There's no moral dilemma about it. Put your children's needs before your own wants, it's as simple as that.

Newnamesameoldlurker · 21/02/2024 10:49

I think OP is getting a really harsh time here! It's understandable she assumed he was in the 'don't actively want a baby but if it happens, it happens' camp based on his actions and so it makes sense she's upset that he's come out and said he definitely doesn't want one so categorically. As that pushes a lot of unfair responsibility onto her, considering she is the one who does want another baby.
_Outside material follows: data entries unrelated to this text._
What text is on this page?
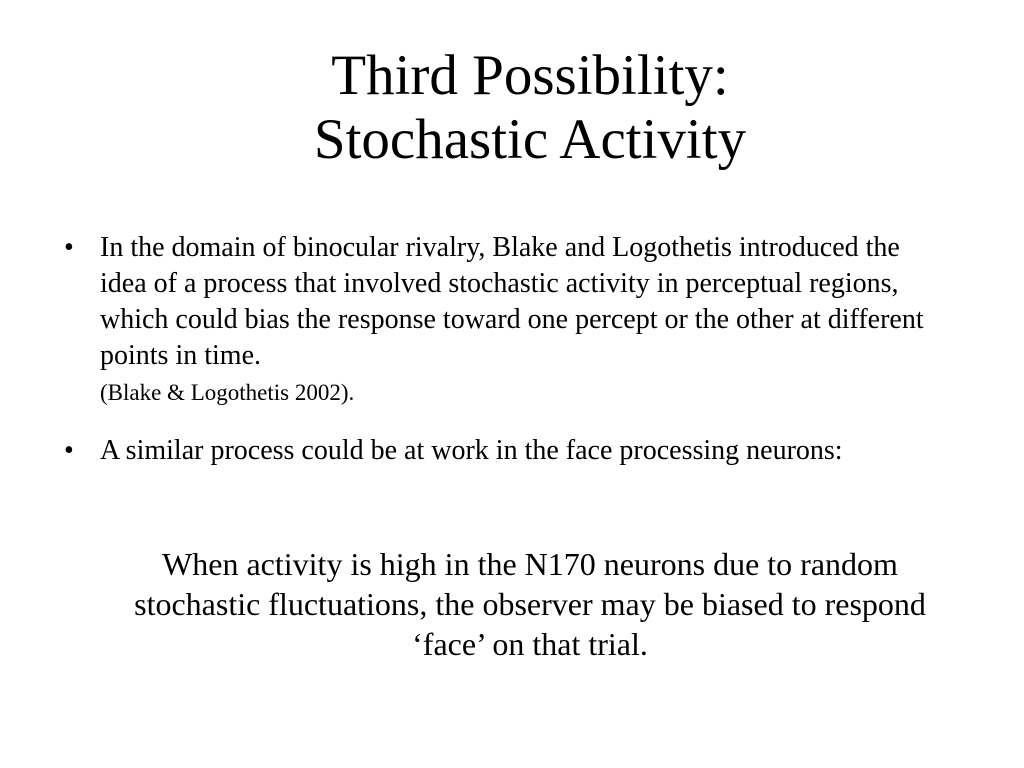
Third Possibility:
Stochastic Activity
• In the domain of binocular rivalry, Blake and Logothetis introduced the idea of a process that involved stochastic activity in perceptual regions, which could bias the response toward one percept or the other at different points in time.
(Blake & Logothetis 2002).
• A similar process could be at work in the face processing neurons:

When activity is high in the N170 neurons due to random stochastic fluctuations, the observer may be biased to respond ‘face’ on that trial.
I stand by what I said in my pp OP- stop telling him where you are in your cycle and let him take the responsibility for wearing a condom or not- every time. Your feelings of confusion and hurt are valid and its a difficult position to be in when you're not on the same page with your other half about something as big as this.

takealettermsjones · 21/02/2024 10:51

you may as well fully commit and just lie about when you’re ovulating to increase the chance of conception

Please don't do this

Beezknees · 21/02/2024 10:52

Newnamesameoldlurker · 21/02/2024 10:49

I think OP is getting a really harsh time here! It's understandable she assumed he was in the 'don't actively want a baby but if it happens, it happens' camp based on his actions and so it makes sense she's upset that he's come out and said he definitely doesn't want one so categorically. As that pushes a lot of unfair responsibility onto her, considering she is the one who does want another baby. I stand by what I said in my pp OP- stop telling him where you are in your cycle and let him take the responsibility for wearing a condom or not- every time. Your feelings of confusion and hurt are valid and its a difficult position to be in when you're not on the same page with your other half about something as big as this.

Advising someone to take the risk of having a child with a man who doesn't want one is terrible advice. Have you actually experienced that? Do you know what it is like?